Major companies like Google are not immune to these realities. So when Google launched the first Pixel smartphone last year, it was met with a lot of skepticism: It wasn’t clear how, or if, even Google could compete with the likes of Apple or its partner Samsung, which had essentially squeezed the air out of the high-end market.
And in terms of sales, we still don’t know how that’s going. At its big Google Pixel 2 launch event on Wednesday morning, Google didn’t disclose any sales number, saying only that the original Pixel was a critical hit. Recently, we had unreliable indicators that the original Pixel sold only about 1 million units, a mere fraction of the tens of millions of iPhone 7 phones believed to have been sold in just the first quarter.
And yet, if you take nothing else away from Google’s big hardware blitz this week, it should be this: Google is taking its big advantage in artificial intelligence, and turning it into a hardware advantage that should completely embarrass Apple with how far ahead some of this stuff is.
You can see it everywhere — Google Photos, the company’s photo-storage service, is way better than Apple’s iCloud, and it’s built in to every Pixel phone. Google Assistant, the smart voice assistant at the heart of the Pixel and the Google Home smart speakers, is lightyears ahead of Siri.
The best example so far, though, can be found in the Google Pixel Buds, a set of wireless airbuds designed to work with the Google Pixel 2 phone. They’re direct competitors to Apple’s pioneering AirPods.
Best buds
While Google definitely doesn’t win any points for originality, Pixel Buds definitely win on innovation.
Right out of the proverbial box, the Google Pixel Buds will sport a nifty integration with the Google Translate app so you can use it as something like a universal translator: Your speech gets translated into, say, French, and the other person’s French gets translated to English right in your ears. It’s nifty, and in my own brief test, seems to work decently well.
This is something that is here, right now, in a device that’s shipping in October. Meanwhile, Apple has a world of possibilities in front of it for the AirPods, with the power to turn them into “hearable computers,” or at least a killer set of hearing aids. So far, however, this is something Apple has shown little to no interest in, almost a year later.
In other words, Google is putting its considerable edge in artificial intelligence to work by showing all the places where Apple is weak. Beyond the Pixel Buds, Google also showed off features in the Pixel 2 phone like a refreshed Google Lens, which can search your photos for relevant information. If your photo has a picture of the Taj Mahal, it’ll tell you.

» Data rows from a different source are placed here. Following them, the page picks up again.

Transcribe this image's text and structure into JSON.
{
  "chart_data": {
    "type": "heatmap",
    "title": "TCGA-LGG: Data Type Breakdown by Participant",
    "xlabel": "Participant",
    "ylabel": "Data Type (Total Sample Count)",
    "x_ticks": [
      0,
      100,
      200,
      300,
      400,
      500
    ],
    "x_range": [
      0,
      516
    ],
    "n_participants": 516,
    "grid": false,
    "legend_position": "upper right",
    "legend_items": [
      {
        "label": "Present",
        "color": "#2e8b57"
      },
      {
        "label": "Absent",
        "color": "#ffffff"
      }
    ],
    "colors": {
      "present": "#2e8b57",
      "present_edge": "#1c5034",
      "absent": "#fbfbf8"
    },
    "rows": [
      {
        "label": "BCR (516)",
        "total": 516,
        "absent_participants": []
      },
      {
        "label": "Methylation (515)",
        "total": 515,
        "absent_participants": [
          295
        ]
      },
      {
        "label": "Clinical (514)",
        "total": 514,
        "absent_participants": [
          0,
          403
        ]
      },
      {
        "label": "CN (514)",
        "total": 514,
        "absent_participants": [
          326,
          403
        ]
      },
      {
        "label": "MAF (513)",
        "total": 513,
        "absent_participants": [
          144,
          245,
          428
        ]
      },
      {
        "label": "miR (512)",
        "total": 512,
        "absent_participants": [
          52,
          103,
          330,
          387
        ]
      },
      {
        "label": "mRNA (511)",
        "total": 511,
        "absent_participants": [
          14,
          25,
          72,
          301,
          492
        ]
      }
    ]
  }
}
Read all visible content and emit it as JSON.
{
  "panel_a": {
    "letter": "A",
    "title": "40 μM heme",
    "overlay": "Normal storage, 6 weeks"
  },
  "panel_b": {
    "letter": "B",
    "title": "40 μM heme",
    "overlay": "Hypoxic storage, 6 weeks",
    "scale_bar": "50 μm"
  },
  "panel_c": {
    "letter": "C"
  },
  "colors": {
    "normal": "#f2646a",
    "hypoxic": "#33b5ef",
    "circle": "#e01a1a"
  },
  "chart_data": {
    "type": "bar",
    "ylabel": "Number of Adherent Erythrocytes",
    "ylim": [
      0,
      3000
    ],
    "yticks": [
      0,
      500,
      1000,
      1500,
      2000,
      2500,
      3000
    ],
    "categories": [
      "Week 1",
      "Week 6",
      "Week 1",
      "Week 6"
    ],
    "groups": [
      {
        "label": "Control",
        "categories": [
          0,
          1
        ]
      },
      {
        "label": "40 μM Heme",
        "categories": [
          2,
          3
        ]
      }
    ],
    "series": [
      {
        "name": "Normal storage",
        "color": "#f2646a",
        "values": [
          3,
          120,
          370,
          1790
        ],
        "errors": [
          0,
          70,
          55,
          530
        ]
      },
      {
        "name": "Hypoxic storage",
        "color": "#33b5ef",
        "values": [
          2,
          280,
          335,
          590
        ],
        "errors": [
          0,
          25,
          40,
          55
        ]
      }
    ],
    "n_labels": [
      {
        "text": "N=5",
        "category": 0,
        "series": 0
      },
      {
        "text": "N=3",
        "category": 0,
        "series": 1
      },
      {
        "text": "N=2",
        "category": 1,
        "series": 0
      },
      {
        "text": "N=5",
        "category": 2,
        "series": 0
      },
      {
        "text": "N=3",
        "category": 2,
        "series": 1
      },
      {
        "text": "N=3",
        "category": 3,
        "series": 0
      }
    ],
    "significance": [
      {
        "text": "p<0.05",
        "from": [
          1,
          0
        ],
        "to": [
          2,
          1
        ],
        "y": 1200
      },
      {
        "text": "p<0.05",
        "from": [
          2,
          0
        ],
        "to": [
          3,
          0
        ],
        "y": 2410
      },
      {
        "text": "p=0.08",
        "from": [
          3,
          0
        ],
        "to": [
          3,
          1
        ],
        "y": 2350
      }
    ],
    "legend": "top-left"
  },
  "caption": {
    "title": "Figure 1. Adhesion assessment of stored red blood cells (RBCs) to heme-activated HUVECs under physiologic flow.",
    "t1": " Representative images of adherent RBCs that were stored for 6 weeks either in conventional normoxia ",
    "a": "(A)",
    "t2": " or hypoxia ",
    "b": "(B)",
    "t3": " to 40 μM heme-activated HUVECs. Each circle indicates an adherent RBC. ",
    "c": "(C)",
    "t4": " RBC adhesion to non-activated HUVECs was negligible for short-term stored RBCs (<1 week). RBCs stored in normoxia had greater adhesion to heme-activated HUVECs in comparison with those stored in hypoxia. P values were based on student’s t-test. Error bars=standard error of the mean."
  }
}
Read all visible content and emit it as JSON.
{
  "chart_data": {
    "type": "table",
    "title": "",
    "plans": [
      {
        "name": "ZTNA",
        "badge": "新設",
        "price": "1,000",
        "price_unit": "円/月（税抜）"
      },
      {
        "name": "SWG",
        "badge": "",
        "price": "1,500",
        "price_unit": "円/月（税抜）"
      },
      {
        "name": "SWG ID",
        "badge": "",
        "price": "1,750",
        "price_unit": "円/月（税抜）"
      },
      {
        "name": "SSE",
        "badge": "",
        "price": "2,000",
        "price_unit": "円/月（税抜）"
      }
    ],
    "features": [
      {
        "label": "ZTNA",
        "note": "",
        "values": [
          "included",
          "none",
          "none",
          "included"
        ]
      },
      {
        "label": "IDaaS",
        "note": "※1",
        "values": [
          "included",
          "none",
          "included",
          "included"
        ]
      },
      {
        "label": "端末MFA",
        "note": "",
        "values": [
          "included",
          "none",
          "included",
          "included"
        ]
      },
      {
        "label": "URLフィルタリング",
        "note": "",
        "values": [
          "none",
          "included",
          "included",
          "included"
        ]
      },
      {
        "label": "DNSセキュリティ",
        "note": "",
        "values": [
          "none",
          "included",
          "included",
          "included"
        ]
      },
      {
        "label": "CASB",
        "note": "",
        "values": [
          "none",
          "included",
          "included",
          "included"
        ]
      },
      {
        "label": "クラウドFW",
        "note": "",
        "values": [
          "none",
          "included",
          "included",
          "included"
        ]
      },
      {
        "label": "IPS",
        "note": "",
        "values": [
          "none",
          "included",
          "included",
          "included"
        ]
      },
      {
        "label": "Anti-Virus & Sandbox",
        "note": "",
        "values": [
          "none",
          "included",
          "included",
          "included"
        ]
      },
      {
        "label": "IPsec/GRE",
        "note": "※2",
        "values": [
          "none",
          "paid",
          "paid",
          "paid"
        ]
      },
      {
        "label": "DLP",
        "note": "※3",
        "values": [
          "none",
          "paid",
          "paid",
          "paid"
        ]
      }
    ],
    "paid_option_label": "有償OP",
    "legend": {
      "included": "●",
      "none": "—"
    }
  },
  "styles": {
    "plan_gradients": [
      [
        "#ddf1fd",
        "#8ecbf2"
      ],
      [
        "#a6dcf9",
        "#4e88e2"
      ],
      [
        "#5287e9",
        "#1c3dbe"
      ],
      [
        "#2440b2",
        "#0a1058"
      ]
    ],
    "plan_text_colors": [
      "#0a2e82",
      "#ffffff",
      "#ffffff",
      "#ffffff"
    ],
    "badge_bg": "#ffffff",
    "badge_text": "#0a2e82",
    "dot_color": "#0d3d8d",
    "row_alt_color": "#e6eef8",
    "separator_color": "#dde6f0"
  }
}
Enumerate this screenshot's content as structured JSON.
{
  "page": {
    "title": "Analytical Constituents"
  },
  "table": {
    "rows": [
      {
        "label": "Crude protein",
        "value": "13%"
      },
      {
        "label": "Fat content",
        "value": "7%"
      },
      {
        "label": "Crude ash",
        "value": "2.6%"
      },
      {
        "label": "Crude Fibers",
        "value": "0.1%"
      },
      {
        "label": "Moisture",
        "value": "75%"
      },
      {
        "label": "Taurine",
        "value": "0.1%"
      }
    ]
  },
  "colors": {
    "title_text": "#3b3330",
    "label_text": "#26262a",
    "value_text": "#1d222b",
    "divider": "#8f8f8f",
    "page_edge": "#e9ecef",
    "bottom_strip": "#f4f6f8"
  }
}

So, no, Google’s new Pixel 2 phones won’t win any awards for originality. Compared to new phones like the Samsung Galaxy S8, the iPhone X, or even Android cofounder Andy Rubin’s Essential Phone, the specs and the design of the Pixel 2 are decidedly unexceptional (although it packs a pretty great camera). Who knows what Pixel 2 sales will look like.
And yet, if you view Wednesday’s product announcements as Google showing Apple just how far behind it is in artificial intelligence, well, it all makes perfect sense. Google’s new hardware doesn’t make the iPhone look any worse, by direct comparison, but it sure does make Apple itself look like it’s behind the curve.